A modified trigger mechanism was implemented only for military sales, sending allegedly known defective guns into the general market exactly like all these lawsuits have been saying.
During its internal testing on April 20, 2016, the U.S. Army discovered that the SIG P320 pistol would fire unintentionally on its own when dropped, which the Army deemed to be a “deficiency.” […] The U.S. Department of Defense traced this “deficiency” to an issue with the trigger and sear. Recognizing the dangerous nature of the defect, the Department of Defense required SIG to correct the issue before continuing with the M17 / M18 contract (which it did successfully)
The gun maker by 2017 also was quoted as saying the commercial P320 would get the 2016 Army fix yet that doesn’t seem to have happened.
The Army’s M17 pistols, which came out of the Modular Handgun System trials, already have these upgrades and SIG reiterated that they were always planning to roll them out in the commercial P320s soon as well. […] SIG showed us high-speed footage of both the current commercial P320 version and the upgraded trigger version impacting the concrete. The difference was night and day.
You’d think regulators would step in at some point here, especially given how judges seem confused.
Going back to that small point above about packing hollow point bullets, lobbyists have refused all and any “safety” regulations in order to keep gun manufacturers unrestricted from selling maximum harm as a feature.
In reality gun products are exempted from regulation under the Consumer Product Safety Commission (CPSC), no matter how stupid that sounds. Gun safety is meant to be an absolutely critical step prior to owning and operating one, yet there are absolutely no safety standards for gun products. None.
The Remington 700 bolt-action rifle, the company’s most popular product, has been reported to fire without the trigger being pulled, which has resulted in the deaths of two dozen people and injuries to at least 100 others. The incidents spurred more than 75 lawsuits. Remington executives were reportedly made aware of the defects by engineers, but according to CNBC, the company held off on replacing the faulty trigger because it feared such a design change might be viewed as “an admission of guilt.” …a judge in 1983 found Remington in contempt of court, calling the company’s secrecy a “flagrant disregard of the law” and “obstructive and offensive … to justice.” Even a significant jury verdict can’t convince a manufacturer to fix a malfunctioning weapon [and] …even though an estimated 7 million defective firearms were sold, only 2,327 gun owners have submitted claims to Remington. The company’s recall process stands in stark contrast to how the federal government recalls dangerous products. For instance, the CPSC can mandate a recall of toy guns or crossbows that malfunction even if only one complaint has been filed with the agency.

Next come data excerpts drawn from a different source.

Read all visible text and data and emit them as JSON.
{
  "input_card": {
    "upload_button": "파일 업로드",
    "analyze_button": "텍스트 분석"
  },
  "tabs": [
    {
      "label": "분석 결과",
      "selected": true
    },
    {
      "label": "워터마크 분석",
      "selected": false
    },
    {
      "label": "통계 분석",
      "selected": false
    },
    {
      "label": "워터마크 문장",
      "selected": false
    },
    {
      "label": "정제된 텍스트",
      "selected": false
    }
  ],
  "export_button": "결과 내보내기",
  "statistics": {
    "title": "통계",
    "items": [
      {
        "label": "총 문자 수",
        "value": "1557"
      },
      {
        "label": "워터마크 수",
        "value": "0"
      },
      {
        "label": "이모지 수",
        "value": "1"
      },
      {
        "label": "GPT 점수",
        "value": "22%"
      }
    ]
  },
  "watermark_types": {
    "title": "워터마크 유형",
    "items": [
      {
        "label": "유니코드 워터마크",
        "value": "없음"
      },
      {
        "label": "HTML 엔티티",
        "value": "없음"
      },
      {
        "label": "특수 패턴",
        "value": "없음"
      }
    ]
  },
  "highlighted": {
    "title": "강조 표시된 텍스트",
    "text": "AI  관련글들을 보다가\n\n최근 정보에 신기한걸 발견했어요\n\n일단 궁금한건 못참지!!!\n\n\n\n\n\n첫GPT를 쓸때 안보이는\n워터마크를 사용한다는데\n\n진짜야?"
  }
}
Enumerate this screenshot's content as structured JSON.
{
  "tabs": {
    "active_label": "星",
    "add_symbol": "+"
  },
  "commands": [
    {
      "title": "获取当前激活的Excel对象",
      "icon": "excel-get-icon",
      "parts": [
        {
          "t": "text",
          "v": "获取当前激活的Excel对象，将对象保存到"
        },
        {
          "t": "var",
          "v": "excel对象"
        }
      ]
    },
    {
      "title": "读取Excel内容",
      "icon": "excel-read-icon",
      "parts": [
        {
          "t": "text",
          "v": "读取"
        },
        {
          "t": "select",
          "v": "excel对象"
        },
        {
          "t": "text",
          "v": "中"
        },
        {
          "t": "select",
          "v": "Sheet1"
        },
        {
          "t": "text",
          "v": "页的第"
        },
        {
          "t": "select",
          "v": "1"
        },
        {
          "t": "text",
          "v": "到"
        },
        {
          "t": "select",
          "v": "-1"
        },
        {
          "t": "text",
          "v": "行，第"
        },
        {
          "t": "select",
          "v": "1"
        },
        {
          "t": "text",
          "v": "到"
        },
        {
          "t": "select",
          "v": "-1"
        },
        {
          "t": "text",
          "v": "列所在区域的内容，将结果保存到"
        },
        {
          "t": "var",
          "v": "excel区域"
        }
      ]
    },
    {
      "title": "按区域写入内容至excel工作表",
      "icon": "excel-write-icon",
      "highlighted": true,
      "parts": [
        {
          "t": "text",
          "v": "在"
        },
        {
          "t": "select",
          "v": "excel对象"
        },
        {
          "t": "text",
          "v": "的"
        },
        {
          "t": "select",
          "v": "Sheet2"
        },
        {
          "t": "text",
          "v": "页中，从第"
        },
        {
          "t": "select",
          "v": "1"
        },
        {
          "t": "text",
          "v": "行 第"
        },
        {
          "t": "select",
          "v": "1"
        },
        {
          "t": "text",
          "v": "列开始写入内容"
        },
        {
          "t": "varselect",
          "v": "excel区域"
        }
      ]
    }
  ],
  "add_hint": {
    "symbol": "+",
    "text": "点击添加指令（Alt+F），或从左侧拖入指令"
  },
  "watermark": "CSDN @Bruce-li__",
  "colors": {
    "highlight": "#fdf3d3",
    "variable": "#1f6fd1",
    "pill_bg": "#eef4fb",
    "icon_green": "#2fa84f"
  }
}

In conclusion, this is a much wider problem than just one manufacturer. But Sig is an especially toxic brand as it markets their product specifically on the premise “safety isn’t negotiable”, which presumably is meant to taunt regulators.

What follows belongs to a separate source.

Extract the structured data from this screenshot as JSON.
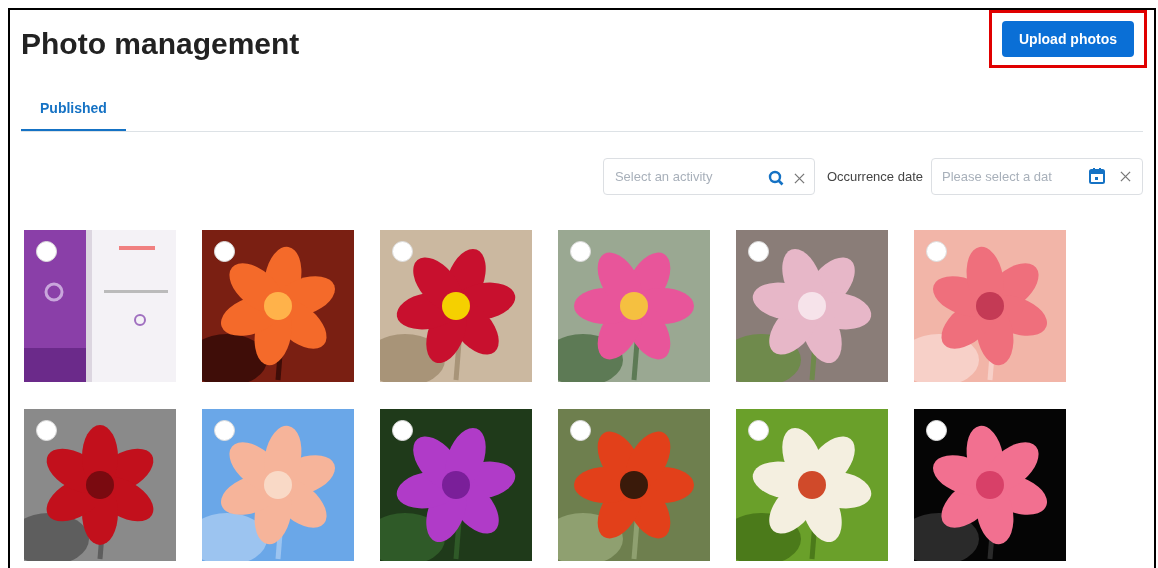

When their gun is repeatedly found to be unsafe in multiple complaints over multiple years Sig negotiates through settlements and court battles in an attempt to destroy any true standard of product safety.

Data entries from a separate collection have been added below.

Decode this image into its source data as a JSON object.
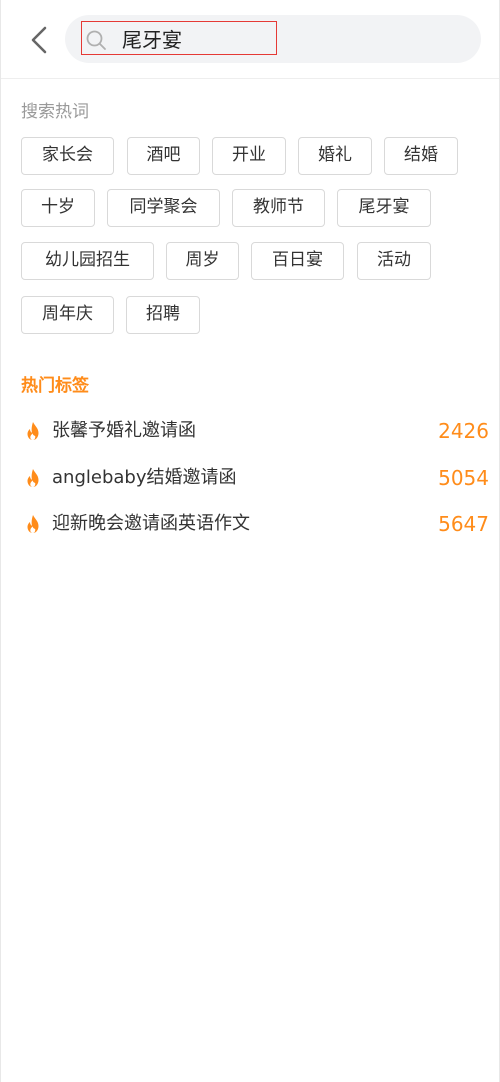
{
  "search": {
    "value": "尾牙宴"
  },
  "hot_words": {
    "title": "搜索热词",
    "items": [
      "家长会",
      "酒吧",
      "开业",
      "婚礼",
      "结婚",
      "十岁",
      "同学聚会",
      "教师节",
      "尾牙宴",
      "幼儿园招生",
      "周岁",
      "百日宴",
      "活动",
      "周年庆",
      "招聘"
    ]
  },
  "hot_tags": {
    "title": "热门标签",
    "items": [
      {
        "label": "张馨予婚礼邀请函",
        "count": "2426"
      },
      {
        "label": "anglebaby结婚邀请函",
        "count": "5054"
      },
      {
        "label": "迎新晚会邀请函英语作文",
        "count": "5647"
      }
    ]
  },
  "colors": {
    "accent": "#ff8c1a",
    "highlight_border": "#e53935",
    "chip_border": "#d9d9d9",
    "muted_text": "#999999",
    "search_bg": "#f2f3f5"
  },
  "icons": {
    "back": "chevron-left-icon",
    "search": "search-icon",
    "tag": "fire-icon"
  }
}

The answer to this problem is obvious. Lawsuits and settlements aren’t even close to sufficient. Can you believe a lawsuit over the resale value for a used P320 (someone argued Sig’s poor product quality deflated profits in the $28bn gun market) was shot down by a judge?
Guns, especially those made by brands peddling “safety isn’t negotiable” as their message, need to go under federal safety regulation. The U.S. Army has already proven how well it works (for them).